Posted on: January 24, 2010
Canada has decided to implement a controversial piece of technology, all in the name of getting speedy drivers to slow down. Speed bumps just don’t seem to be doing the trick so officials in West Vancouver are opting for more extreme measures to get the message across to drivers. Near Ecole Pauline Johnson Elementary School on Tuesday afternoon, a 2-dimensional began popping up as drivers approached the school. The image was that of a young child playing in the street.
According to this article, “Its designers created the image to give drivers who travel at the street’s recommended 18 miles per hour (30 km per hour) enough time to stop before hitting Pavement Patty–acknowledging the spectacle before they continue to safely roll over her.” As a Columbia personal injury lawyer , my first concern was that this “spectacle” might cause drivers to slam on the brakes and possibly be rear-ended or swerve into actual children on the side of the road. However, the image is designed to look more obviously 2 dimensional as you approach.

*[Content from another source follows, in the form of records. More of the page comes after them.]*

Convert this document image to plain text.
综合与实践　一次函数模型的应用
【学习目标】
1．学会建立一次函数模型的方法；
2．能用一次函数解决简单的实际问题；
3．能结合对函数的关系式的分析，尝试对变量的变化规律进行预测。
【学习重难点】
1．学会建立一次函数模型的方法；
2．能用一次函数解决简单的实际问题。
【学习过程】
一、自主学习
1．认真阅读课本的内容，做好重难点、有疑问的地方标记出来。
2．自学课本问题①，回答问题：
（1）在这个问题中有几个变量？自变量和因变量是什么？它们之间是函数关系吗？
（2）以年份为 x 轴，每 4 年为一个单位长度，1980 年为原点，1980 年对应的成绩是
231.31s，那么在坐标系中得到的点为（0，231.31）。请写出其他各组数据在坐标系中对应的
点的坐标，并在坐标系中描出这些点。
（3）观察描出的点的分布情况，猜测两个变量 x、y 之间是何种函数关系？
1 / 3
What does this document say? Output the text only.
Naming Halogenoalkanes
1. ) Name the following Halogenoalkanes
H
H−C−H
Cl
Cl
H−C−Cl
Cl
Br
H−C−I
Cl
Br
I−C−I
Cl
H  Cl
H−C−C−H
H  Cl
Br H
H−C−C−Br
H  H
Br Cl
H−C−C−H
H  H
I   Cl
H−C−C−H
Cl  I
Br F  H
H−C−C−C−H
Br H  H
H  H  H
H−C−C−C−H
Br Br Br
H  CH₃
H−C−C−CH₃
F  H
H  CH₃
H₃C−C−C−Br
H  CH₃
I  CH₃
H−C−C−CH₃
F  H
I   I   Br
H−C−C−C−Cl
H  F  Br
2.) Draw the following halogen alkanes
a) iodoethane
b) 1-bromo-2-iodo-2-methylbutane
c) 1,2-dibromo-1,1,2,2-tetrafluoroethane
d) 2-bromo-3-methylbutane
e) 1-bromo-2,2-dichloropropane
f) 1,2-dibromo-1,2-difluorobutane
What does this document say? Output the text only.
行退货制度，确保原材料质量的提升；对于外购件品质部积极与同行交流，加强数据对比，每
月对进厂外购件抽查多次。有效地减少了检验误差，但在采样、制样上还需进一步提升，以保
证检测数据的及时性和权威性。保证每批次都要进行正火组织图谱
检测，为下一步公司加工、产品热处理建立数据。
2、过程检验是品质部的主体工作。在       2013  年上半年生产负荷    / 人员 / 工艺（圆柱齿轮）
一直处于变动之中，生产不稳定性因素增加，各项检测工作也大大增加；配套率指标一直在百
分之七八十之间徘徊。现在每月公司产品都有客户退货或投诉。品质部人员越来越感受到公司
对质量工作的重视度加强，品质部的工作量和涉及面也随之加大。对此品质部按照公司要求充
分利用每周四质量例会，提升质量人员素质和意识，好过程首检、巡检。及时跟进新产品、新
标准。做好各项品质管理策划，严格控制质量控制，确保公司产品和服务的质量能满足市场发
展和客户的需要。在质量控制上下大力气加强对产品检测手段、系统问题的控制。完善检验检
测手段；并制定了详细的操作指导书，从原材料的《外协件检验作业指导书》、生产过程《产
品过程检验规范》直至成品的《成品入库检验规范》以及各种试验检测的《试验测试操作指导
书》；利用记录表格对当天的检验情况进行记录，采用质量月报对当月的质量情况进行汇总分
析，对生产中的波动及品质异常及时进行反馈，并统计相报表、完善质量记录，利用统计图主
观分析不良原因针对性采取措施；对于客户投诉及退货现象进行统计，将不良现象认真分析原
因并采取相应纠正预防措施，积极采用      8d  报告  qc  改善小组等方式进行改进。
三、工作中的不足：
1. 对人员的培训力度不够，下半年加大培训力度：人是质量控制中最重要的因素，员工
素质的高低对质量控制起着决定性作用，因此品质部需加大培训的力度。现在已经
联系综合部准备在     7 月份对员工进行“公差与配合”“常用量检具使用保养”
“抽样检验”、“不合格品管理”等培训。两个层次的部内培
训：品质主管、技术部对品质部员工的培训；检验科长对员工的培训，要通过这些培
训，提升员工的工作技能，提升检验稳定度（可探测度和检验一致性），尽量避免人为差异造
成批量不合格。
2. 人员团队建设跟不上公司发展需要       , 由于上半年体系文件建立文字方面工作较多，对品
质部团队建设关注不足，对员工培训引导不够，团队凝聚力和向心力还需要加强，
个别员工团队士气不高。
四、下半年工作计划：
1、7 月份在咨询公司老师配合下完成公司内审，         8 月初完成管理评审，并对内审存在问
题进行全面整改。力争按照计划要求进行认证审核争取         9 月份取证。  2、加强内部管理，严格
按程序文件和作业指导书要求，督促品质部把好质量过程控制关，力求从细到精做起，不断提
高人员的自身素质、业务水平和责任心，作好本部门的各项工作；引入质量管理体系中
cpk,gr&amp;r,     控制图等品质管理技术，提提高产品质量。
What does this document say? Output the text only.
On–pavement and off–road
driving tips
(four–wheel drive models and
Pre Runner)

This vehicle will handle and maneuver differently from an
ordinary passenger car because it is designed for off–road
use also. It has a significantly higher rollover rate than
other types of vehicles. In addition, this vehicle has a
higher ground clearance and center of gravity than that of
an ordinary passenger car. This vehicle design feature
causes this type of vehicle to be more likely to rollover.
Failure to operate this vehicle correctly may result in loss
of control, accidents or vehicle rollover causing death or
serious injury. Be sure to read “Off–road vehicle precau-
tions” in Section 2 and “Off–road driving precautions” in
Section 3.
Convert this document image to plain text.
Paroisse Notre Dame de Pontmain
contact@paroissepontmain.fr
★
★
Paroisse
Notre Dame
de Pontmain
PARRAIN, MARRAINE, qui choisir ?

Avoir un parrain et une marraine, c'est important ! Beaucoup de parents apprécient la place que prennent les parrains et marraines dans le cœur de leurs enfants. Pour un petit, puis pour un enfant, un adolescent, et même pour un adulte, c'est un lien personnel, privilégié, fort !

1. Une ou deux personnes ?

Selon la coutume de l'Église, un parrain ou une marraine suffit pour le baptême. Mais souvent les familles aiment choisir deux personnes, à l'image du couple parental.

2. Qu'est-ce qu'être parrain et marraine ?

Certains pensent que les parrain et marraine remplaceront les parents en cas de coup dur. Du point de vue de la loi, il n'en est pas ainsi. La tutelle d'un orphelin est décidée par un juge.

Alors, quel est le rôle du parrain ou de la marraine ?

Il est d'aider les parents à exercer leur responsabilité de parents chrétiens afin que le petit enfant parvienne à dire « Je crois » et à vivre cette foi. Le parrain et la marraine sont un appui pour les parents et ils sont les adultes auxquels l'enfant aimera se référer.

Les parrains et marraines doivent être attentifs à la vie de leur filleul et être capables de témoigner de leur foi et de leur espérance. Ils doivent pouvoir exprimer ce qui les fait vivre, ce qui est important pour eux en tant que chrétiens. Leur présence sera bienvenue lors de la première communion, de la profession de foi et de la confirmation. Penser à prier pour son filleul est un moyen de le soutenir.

According to David Duane of the BCAA Traffic Safety Foundation, this shouldn’t be the case. He claims, “It’s a static image. If a driver can’t respond to this appropriately, that person shouldn’t be driving…”. The hologram will be shown over the next week and police will monitor driver’s response. The $15,000 program is sponsored by the BCAA and Preventable.ca.
I think their intentions are good, but I just don’t know that this is the best way to get drivers to slow down and decrease pedestrian accidents . Afterall, what happens when drivers become conditioned to seeing fake images of children playing in the streets? Our brains could become accustomed to see fake children and driver’s may not slow when there is a real child playing in the road. What do you think?